Under the careful guidance of their mentors — dental instructors, practising dentists and hygienists — the students performed everything from minor surgical extractions to extensive restorative dentistry.
Founded by Dr. Doug Neilsen and his wife Susan, the Dental Mission Project is a non-profit society which assists dental groups in providing assistance to marginalized populations locally and around the world by supplying them with portable dental labs.
“It’s been a labour of love for myself, my wife and some of our friends,” said Neilsen. “The equipment has been around the world.”
The project is funded by friends and family, and the lab equipment is maintained by Patterson Dental.
For the students participating in a Dental Mission Project, it is a fantastic opportunity to gain real life experience in a non-university setting.
“They’ll do restorative dentistry and see more procedures done than they would in a whole term at university,” Nielsen said. “And because they have one-on-one mentoring, they can have an opportunity to do much more.”

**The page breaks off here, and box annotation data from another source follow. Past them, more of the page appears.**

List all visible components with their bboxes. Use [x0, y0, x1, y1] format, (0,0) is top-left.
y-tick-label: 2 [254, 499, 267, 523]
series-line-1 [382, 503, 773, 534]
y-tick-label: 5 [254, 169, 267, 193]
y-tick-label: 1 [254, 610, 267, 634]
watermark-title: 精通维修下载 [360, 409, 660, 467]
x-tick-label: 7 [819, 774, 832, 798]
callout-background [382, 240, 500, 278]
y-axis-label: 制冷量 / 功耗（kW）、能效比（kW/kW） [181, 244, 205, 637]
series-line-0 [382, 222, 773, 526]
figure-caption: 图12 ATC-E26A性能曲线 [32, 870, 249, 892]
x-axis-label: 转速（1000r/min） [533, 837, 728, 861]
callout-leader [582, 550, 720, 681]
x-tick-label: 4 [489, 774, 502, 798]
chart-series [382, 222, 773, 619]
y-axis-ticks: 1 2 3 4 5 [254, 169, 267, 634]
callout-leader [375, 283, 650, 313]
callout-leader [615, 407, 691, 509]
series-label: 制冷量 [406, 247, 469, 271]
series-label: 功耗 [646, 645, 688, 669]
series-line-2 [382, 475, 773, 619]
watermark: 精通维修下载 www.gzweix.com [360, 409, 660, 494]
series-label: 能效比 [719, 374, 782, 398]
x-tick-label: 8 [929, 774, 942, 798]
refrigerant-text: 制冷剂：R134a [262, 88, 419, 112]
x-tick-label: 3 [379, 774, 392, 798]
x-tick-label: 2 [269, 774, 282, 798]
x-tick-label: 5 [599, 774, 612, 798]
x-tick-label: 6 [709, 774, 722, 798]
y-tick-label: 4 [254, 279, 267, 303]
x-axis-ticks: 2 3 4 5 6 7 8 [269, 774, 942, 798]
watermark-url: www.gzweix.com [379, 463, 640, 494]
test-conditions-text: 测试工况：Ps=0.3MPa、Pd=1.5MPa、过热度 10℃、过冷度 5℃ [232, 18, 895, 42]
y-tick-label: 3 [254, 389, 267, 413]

For the past two years, the Dental Mission Project has made trips to Penelakut Island. But while on a trip to Chemainus to discuss a Rotary project focused on literacy, Nielsen, a Steveston Rotarian, got to talking with Mary Knowles, executive director of the H’ulh-etun Health Society, and a visit was scheduled. Members of Chemainus Rotary provided accommodations for the visiting students.
Fourth-year UBC dental student Akash Villing, who travelled with the program to Penelakut last year as well, said coming to Vancouver Island and learning about First Nations culture is an eye-opening experience.
“It’s been amazing,” he said. “Living on the mainland, you don’t really get to see firsthand what they’ve been through and the struggle that they’ve had.
“A lot of times, we feel really privileged that they’re allowing us to come into their community.”
Villing said the students not only get to improve their technical skills, but also learn how the value of something as small as a filling can mean a lot to people.
“It puts your work and your career in perspective, that you have all these opportunities to give back,” he said.